Emang ada gila-gilanya ini DPR…..
We know riteeee. So now, all eyes are on: Badan Legislasi DPR. Yep, jadi aturannya tuh guys, kalo udah ada aturan yang di-acc (atau dalam hal ini diputus) sama lembaga lain, maka tugas baleg DPR adalah mengharmonisasi aturan tadi ke dalam undang-undang. Kuncinya di mereka nih. Makanya aneh banget ketika Baleg memutuskan untuk milih putusan MA. Disampaikan oleh Anggota Baleg dari Fraksi PAN, Yandri Susanto, since ada dua putusan di sini, maka DPR selaku pembentuk Undang-Undang tuh HARUS MEMILIH putusan mana yang mau dipake.
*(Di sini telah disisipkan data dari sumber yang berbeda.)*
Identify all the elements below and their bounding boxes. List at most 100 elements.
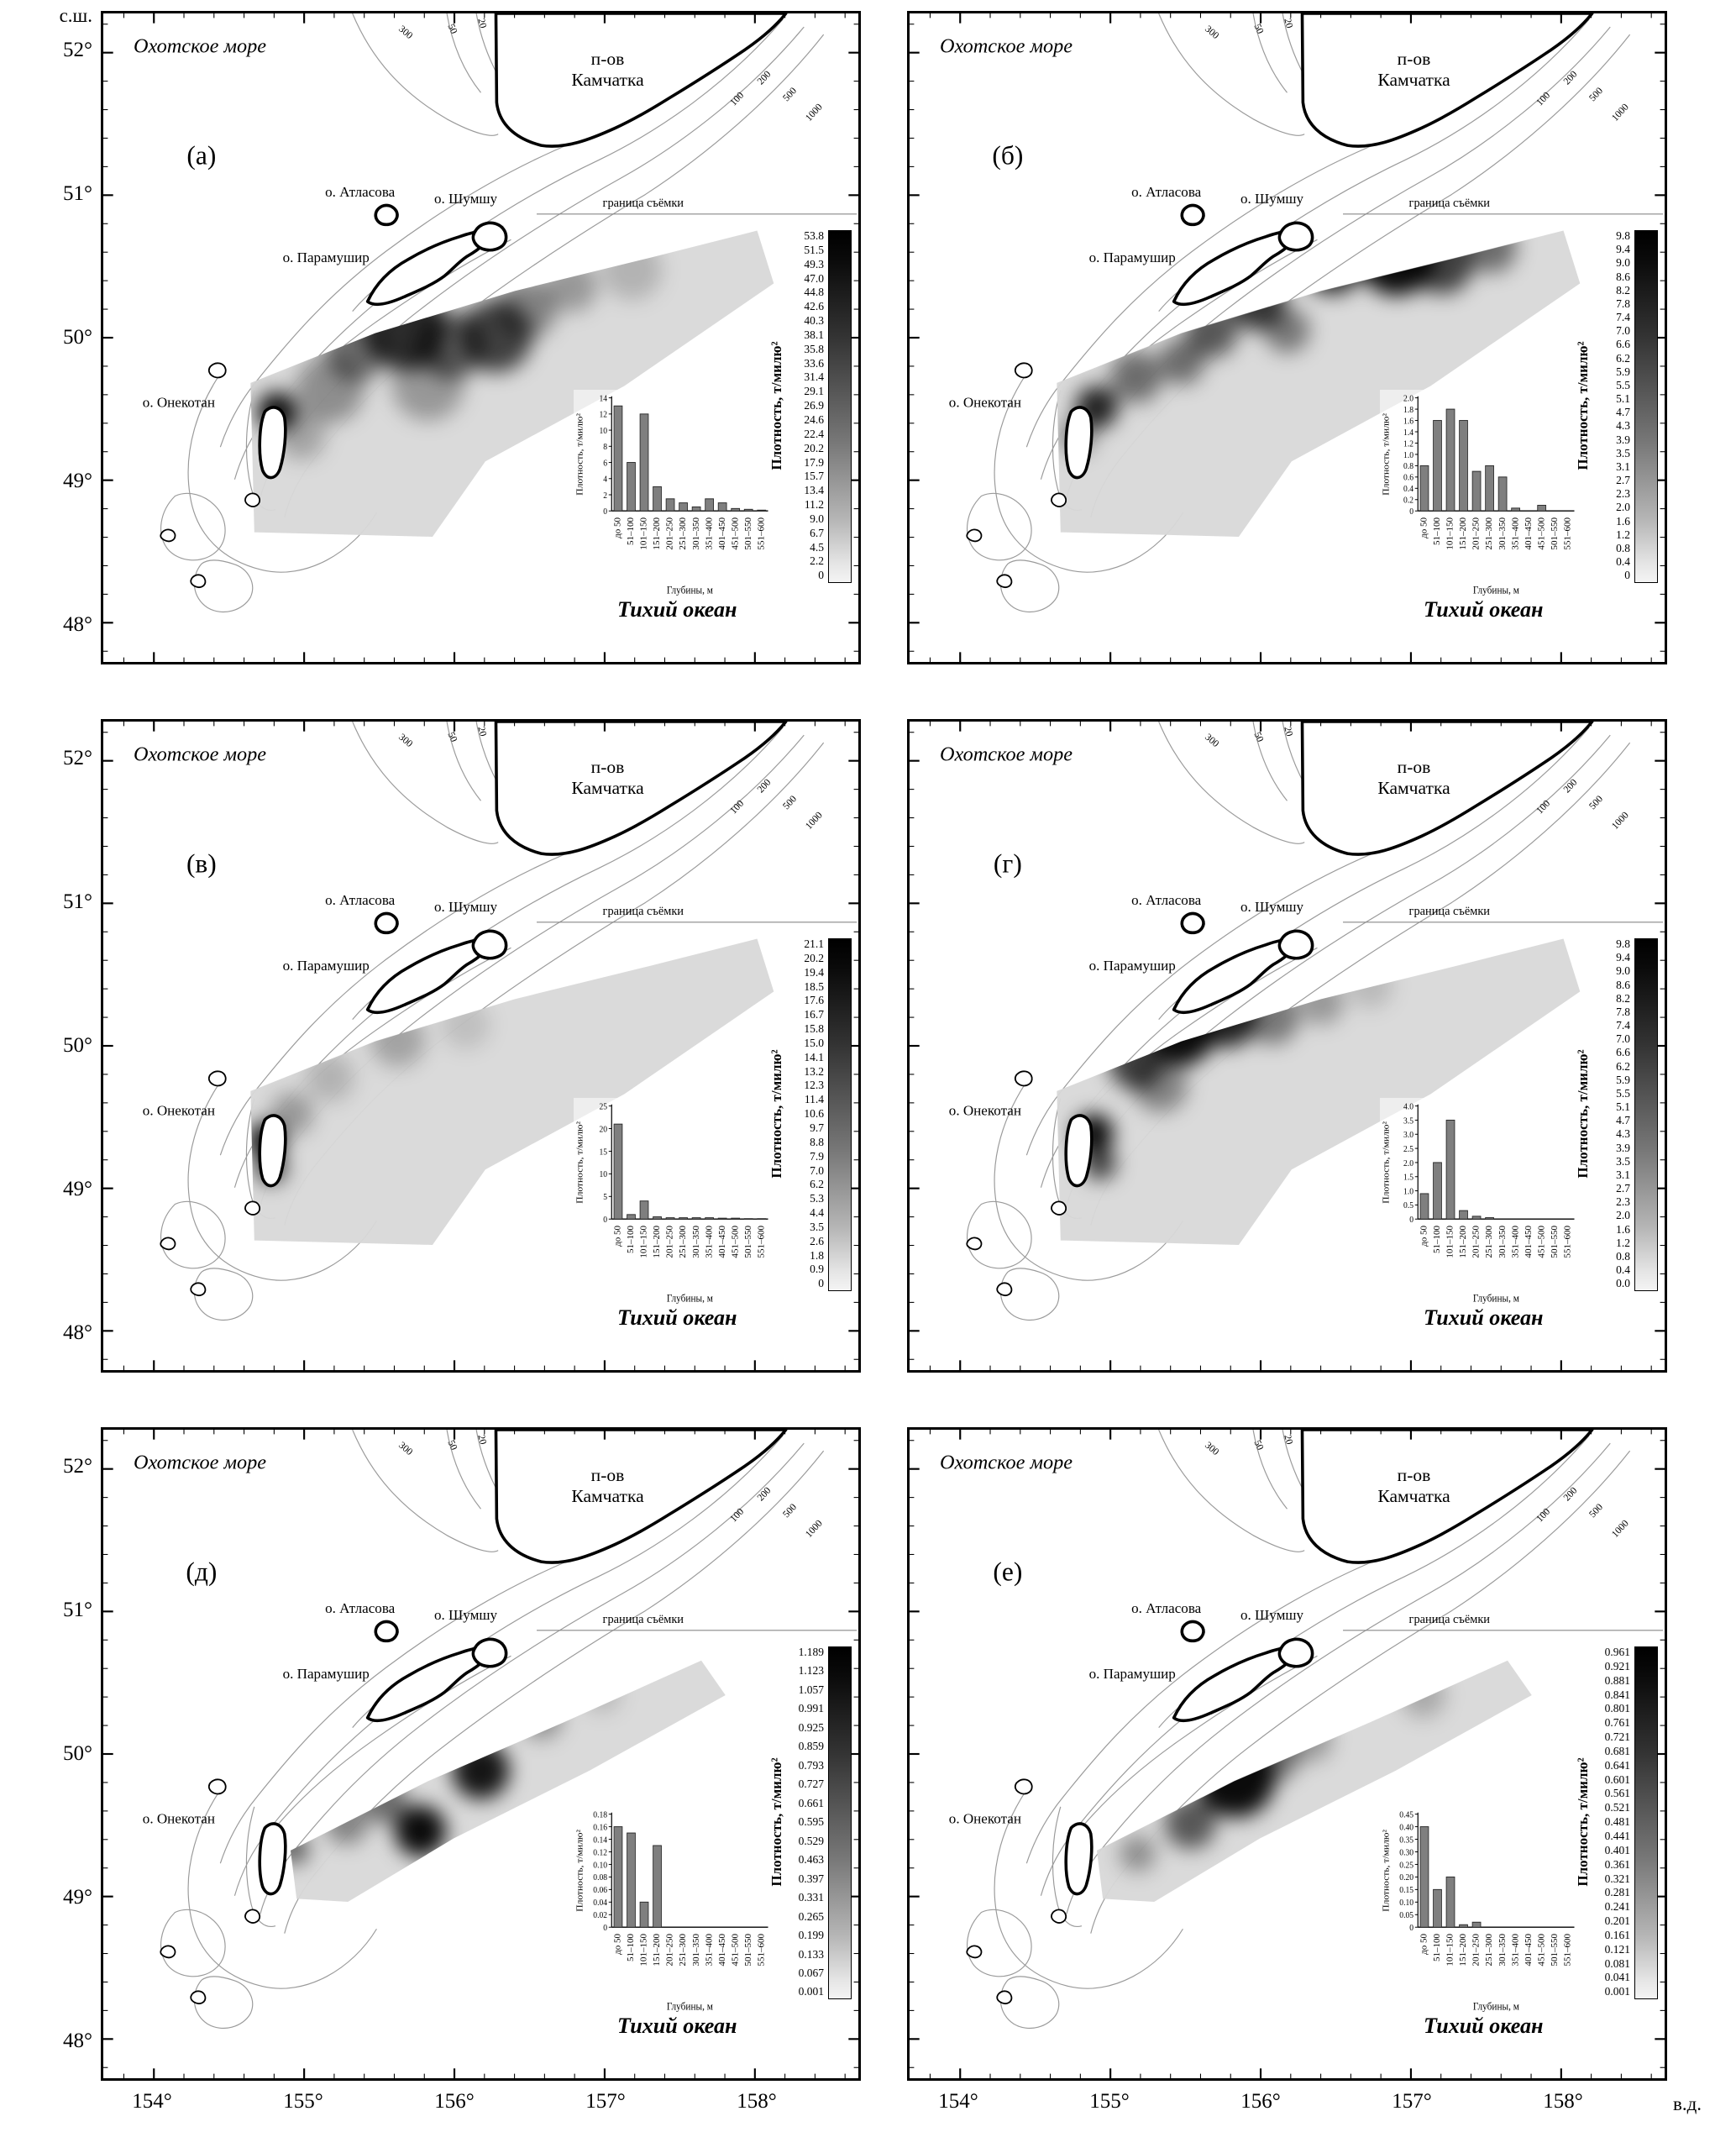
- histogram-bar: [653, 1216, 662, 1220]
- histogram-y-tick: 0: [1409, 1924, 1413, 1934]
- depth-histogram-inset: 0 5 10 15 20 25 до 50 51–100 101–150 151–200 201–2…: [574, 1098, 771, 1308]
- colorbar-tick-label: 5.1: [1616, 392, 1630, 406]
- colorbar-tick-label: 6.2: [810, 1178, 824, 1191]
- colorbar-tick-label: 9.8: [1616, 229, 1630, 242]
- shumshu-island-label: о. Шумшу: [434, 899, 498, 915]
- axis-ticks: [910, 13, 1665, 662]
- histogram-y-tick: 0: [1409, 507, 1413, 517]
- atlasova-island-label: о. Атласова: [325, 892, 396, 908]
- histogram-x-tick: 201–250: [666, 1934, 674, 1967]
- histogram-y-tick: 0.20: [1399, 1873, 1413, 1883]
- contour-label-20: 20: [1282, 17, 1295, 29]
- colorbar-tick-label: 2.0: [1616, 501, 1630, 514]
- histogram-canvas: 0 2 4 6 8 10 12 14 до 50 51–100 101–150 151–200 201–…: [575, 394, 768, 596]
- histogram-y-title: Плотность, т/милю²: [1382, 1121, 1391, 1203]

MA atau MK. Terus udah kan. Mereka akhirnya pilih Putusan MA. Sampe sini muncul pertanyaan dong, kenapa malah putusan MA yang ‘Dipilih’?
Coba gimana?
Get ready. Jadi, disampaikan oleh Wakil Ketua Baleg, Achmad Baidowi, pihaknya emang milihnya yang MA karena putusan MA dinilai lebih jelas dan tegas. Iya, in his words, Pak Awiek bilang, “Putusan Mahkamah Agung justru lebih tegas. 30 tahunnya sejak pelantikan."
Okay….meanwhile, on Putusan Mahkamah Konstitusi, Pak Awiek bilang, “Pilkada itu hanya disebut usia 30 tahun. Tidak disebutkan kapan." Nah yang harus kamu tahu adalah, putusan yang dibacakan Wakil Ketua MK Saldi Isra tuh jelas menyebut: “Persyaratan usia minimum, harus dipenuhi calon kepala daerah dan calon wakil kepala daerah ketika mendaftarkan diri sebagai calon." Jadi pas penetapan calon tuh udah haru 30 tahun, guys. KURANG JELAS DAN TEGAS APALAGI COBA?
DIH????
Belum selesai di sini. Masih ngomongin Baleg, Baleg tuh di sini nggak cuma mengabaikan putusan MK, tapi juga ngide gitu lo. Modifikasi putusan tersebut tanpa dasar yang jelas. Gini gini, ini soal ambang batas sebuah parpol bisa ngajuin calon kepala daerah. Di Putusan MK kan jelas ya, partai bisa ngajuin kepala daerah berdasarkan jumlah penduduk yang terdaftar di Daftar Pemilih Tetap. Asalkan udah punya suara sah sekian persen, di Jakarta sendiri 7,5% di situ. Nah, menurut Baleg, aturan ini nggak bisa dipukul rata berlaku untuk semua Parpol, gengs.
Ya bubarin ajalah MK...
Dan semua lembaga negara lain aja kata gua teh :)). Balik lagi ke keterangan Pak Yandri Susanto selaku Anggota Baleg, aturan soal ambang batas ini nggak bisa disamaratakan antara partai yang udah punya kursi di DPRD Provinsi sama yang nggak punya. Jadi, menurut para wakil rakyat yang terhormat itu: Bagi partai yang punya kursi di DPRD, aturan yang dipakai tetap mengacu ke threshold 20% Alias tetap pake aturan lama sebagaimana tertuang di UU Pilkada Nomor 10 Tahun 2016.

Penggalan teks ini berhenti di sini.